For a third year running, the Andre Huguenet Theatre hosted Nthabiseng JahRose Jafta’s poetry and music cocktail, Poetic Blues.
The show brought together Mangaung’s art patrons in a festival of word and sound – the latter rendered majestically by On Point Music.
A lot was familiar about this year’s show compared to other years’ offerings. The stage setting was almost identical to the previous instalments and the line-up boasted some names long-time patrons have become accustomed to. Prior to the show, organiser JahRose mingled with the ever growing crowd, taking an opportunity to share a smile and a selfie, as people walked around to view displayed DVDs and books.
The DVD of last year’s showcase was played in the foyer after JahRose, her friend and sister Charmaine Mrwebi, and their little brother Preacher Technique welcomed the obviously excited audience.
The MC of the evening was Nitro, who took to the stage with cue cards, and ran through the house rules: be quiet, applaud and enjoy yourself.
The first commandment was torn asunder as early as the second act, which was a reading of an erotica in impeccable Sesotho by Art State’s very own Ace Moloi. He had the crowd speaking in tongues as he painted a vivid sensual scene, mixing things up with some holy language.
In the calm stepped in Mangaung poetry legend Serame “Icebound” Makhele with his two-man basking band Moribo wa Mangaung.
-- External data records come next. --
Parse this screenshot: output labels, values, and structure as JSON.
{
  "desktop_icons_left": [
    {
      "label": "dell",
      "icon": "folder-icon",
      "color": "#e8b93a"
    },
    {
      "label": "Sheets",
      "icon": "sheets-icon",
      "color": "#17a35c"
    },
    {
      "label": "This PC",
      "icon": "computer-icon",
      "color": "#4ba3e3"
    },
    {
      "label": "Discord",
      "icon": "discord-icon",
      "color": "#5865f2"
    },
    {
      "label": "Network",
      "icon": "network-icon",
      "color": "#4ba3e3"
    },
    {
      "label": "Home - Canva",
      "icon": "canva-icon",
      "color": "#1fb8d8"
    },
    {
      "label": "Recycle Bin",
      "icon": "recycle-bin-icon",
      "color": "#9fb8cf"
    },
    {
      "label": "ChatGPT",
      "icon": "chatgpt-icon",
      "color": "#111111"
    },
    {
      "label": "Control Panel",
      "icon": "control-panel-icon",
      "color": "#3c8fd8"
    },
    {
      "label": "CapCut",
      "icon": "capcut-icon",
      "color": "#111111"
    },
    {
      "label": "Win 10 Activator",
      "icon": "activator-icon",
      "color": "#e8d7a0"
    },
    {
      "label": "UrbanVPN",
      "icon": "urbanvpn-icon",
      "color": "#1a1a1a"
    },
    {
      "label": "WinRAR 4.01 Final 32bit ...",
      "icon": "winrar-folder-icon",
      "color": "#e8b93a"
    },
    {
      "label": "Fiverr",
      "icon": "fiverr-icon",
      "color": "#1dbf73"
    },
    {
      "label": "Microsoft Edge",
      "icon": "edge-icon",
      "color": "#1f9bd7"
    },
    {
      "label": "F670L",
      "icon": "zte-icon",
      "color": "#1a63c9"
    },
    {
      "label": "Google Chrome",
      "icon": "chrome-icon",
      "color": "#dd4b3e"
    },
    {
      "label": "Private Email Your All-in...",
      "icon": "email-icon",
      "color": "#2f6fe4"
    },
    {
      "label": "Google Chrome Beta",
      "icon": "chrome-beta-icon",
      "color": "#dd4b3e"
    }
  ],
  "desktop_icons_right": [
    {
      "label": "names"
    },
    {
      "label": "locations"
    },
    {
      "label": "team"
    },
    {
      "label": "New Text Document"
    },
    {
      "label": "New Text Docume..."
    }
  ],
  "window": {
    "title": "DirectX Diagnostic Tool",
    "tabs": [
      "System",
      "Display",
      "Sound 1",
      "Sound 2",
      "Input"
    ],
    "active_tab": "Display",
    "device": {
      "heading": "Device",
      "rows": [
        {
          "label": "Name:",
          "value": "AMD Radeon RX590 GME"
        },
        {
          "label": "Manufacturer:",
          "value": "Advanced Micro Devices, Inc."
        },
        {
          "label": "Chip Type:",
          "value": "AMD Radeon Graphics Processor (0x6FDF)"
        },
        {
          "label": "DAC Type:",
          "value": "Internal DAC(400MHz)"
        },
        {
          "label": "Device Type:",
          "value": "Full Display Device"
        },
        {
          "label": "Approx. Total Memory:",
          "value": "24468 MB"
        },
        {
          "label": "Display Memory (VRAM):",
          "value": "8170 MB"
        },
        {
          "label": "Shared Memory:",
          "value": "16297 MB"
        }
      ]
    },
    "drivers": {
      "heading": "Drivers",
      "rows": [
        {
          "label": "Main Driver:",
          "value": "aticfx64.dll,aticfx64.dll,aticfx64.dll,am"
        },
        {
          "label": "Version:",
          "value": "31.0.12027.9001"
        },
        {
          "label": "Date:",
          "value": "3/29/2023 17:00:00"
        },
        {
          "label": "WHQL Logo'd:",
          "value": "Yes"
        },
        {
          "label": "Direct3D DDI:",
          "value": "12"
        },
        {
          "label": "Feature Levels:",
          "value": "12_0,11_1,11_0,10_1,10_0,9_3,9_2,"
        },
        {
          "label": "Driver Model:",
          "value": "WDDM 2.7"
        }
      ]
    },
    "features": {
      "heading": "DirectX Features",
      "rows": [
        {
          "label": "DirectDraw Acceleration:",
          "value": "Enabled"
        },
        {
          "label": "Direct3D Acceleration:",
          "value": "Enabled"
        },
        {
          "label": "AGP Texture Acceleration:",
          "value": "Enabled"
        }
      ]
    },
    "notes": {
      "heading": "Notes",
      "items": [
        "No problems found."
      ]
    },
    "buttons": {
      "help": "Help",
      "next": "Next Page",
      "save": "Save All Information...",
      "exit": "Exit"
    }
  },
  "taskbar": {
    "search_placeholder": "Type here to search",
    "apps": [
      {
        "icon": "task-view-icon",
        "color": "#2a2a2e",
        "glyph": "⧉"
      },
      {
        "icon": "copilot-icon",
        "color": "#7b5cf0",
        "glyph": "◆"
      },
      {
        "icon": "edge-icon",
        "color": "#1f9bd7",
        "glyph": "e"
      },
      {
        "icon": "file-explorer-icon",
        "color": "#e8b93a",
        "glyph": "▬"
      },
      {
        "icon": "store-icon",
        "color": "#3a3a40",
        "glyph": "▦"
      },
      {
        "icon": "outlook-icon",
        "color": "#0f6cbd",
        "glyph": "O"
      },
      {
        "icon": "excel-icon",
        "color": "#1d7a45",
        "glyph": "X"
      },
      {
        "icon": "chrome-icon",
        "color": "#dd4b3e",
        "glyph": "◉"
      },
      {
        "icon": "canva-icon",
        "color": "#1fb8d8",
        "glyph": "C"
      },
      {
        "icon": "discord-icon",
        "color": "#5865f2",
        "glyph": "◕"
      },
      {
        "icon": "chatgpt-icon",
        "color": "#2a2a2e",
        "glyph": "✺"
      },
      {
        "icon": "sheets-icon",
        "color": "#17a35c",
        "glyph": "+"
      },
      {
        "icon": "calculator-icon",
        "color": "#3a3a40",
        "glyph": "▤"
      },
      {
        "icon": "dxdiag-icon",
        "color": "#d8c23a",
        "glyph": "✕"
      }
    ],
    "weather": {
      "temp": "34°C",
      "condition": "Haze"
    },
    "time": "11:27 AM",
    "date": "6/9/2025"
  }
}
As elders are wont, Icebound brought his cool to lament on the state of heartless art and artists too concerned with crashing heads of weed and blowing smoke of confusion. He dared disappoint Don Mattera telling him not to hold his breath waiting for freedom to walk the earth as it is twisting and turning in a frozen casket. He also however showed his softer side; roping in the ever effervescent Hape “Black Rose” Mokhele on stage to be the object of his charms as he and Moribo chanted, “Hela, mose o mofubedu.”
Sasa Jobodwana on vocals and David on guitar hypnotised the masses with their original compositions, reminding all and sundry that dreams shape the foundation for tomorrow. Charmaine brought such dreams – albeit scary ones – with her rendition of her classic poem, Gangster Nyatsi, wherein she vows her devotion to her husband’s mistress.
Hector “The Khanga Taker” Kunene (pictured) would not let the theatre get away without being subjected to theatrics, rendering a piece imploring one to unmask their face; all we see of him is a silhouette behind a screen, two violinists – twins – alone on stage providing a haunting melody to his poem. When he does unmask himself, a self-flagellating cheat is revealed, actor and poet Mlu walks around the stage in robes wielding a sjambok playing the super-ego of the man who has narcissistically turned the tables to make the pain he’s caused his lover to be all about him.
More dramatic poetry follows as Preacher Technique, the penultimate poetry performer, rears all the anger he can muster to the stage. It bubbles and boils over such that he does not wait to reach the stage to let rip his rage. His body shakes and convulses as he spits volcanic venom.
On Point joins JahRose as she starts the headline act in song. Sweet, slow, sensuous are her words and voice. Measured, skilful, complimentary is On Point’s music. Only three pieces in she announces that she is about to give her swan song. Her loyal fans do not wait to hear what that will be. “Kgosatsana!” they demand. The Igbo of old hold that no one has ever gone to court against their own people and won. Nthabiseng – maybe as a nod to those who named her such – pleases the patrons by announcing that indeed it will be Kgosatsana that she will close with. Many get on their feet and sing along with her as she and her band have tremendous fun with the hit.
It is left to On Point and Thaba Nchu crooner John “Igwe” Paka to take all of us home – and do so on time. But church is the first stop, and church hardly stops. Paka goes through a litany of popular hymns, even adding a ragga feel with Deda jumping in to render a slightly, if not aptly modified, Lord’s Prayer of the Father who arts in Zion.
Eventually Paka remembers that people have lives to lead beyond the reach of his voice.
To see the crowd milling about sometimes even aimlessly in the foyer after the four-hour show is only testament to the engagement they had with the artists who took to stage. The artists themselves all came out to meet and greet their doting fans – old and newly acquired.
Music was aplenty, as was the poetry – fortunately the only thing missing were the blues.